HB2062

HB2062 – Allows a regional transit authority to create enhanced service zones with improved service from rail or high capacity systems, to be approved by residents of the zone and financed by them.
Prime Sponsor – Representative Hackney (D; 11th District; Seattle); Co-Sponsor Rep. Liias (D; 21st District; South Seattle, Renton, Tuckwila)
Current status – Referred to Transportation.
Next step would be – Scheduling a hearing.
Legislative tracking page for the bill.
SB5528 is a companion bill in the Senate.

Comments –
It’s hard to see how the operators of commercial parking facilities without attendants are supposed to be able to keep track of how many of the vehicles that used them were exempt from a commercial parking tax.

Summary –
The bill would authorize regional transit authorities to create enhanced zones to improve rail or high capacity service in ways that directly benefited residents of the zone. A zone would have to be recommended to the authority by an advisory committee whose members represented the proposed zone, and then authorized in a special election by the voters in the zone. The improvements would be financed by increasing the maximum rate of the local special motor vehicle excise tax available to regional transit authorities in counties with a population over 1.5 million from .85% to 1.5% within the enhanced zone, and/or through a local commercial parking tax.

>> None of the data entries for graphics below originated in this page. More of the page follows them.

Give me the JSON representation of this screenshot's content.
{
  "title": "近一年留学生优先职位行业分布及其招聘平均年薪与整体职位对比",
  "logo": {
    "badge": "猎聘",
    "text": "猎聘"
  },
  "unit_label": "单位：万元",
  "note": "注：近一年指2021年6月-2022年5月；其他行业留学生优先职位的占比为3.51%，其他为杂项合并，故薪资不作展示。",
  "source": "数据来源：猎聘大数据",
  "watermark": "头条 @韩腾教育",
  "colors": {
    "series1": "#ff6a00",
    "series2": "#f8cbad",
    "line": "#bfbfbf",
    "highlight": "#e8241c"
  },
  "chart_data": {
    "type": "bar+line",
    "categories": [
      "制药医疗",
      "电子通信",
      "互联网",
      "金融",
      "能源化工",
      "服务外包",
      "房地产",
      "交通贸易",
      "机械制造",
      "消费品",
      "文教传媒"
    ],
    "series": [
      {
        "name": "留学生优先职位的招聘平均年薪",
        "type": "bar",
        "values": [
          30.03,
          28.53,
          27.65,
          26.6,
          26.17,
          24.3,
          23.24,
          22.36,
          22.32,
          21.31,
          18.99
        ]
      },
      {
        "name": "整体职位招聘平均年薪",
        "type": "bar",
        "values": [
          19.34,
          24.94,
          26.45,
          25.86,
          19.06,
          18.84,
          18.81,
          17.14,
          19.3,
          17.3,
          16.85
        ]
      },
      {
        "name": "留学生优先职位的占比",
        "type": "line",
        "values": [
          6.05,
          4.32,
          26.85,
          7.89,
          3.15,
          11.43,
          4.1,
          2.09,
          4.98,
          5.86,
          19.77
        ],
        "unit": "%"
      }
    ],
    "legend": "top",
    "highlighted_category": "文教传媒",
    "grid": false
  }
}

The parking tax could be imposed as a tax on commercial parking businesses in the zone, based on the number of stalls or gross proceeds, or as a tax “for the act or privilege of parking a motor vehicle in a facility operated by a commercial parking business.” In that case, it would still be collected and paid by operator of the facility, but it might be a fee per vehicle or proportional to the charge for parking, and might vary according to a number of reasonable factors including the facility’s location, the time of day, or the duration of the parking. It would also apply to leased spaces as well as temporary parking, unless those were for buildings’ residents. Carpools, vehicles with a disabled parking placard, and government vehicles would be exempt.

An enhanced service zone would have to be within the transit authority’s boundaries and include at least all of a city or town within them; it could also include one or more entire adjacent cities or towns and adjacent unincorporated areas. There might also be multiple enhanced service zones encompassing the same city or town, or adjacent unincorporated area.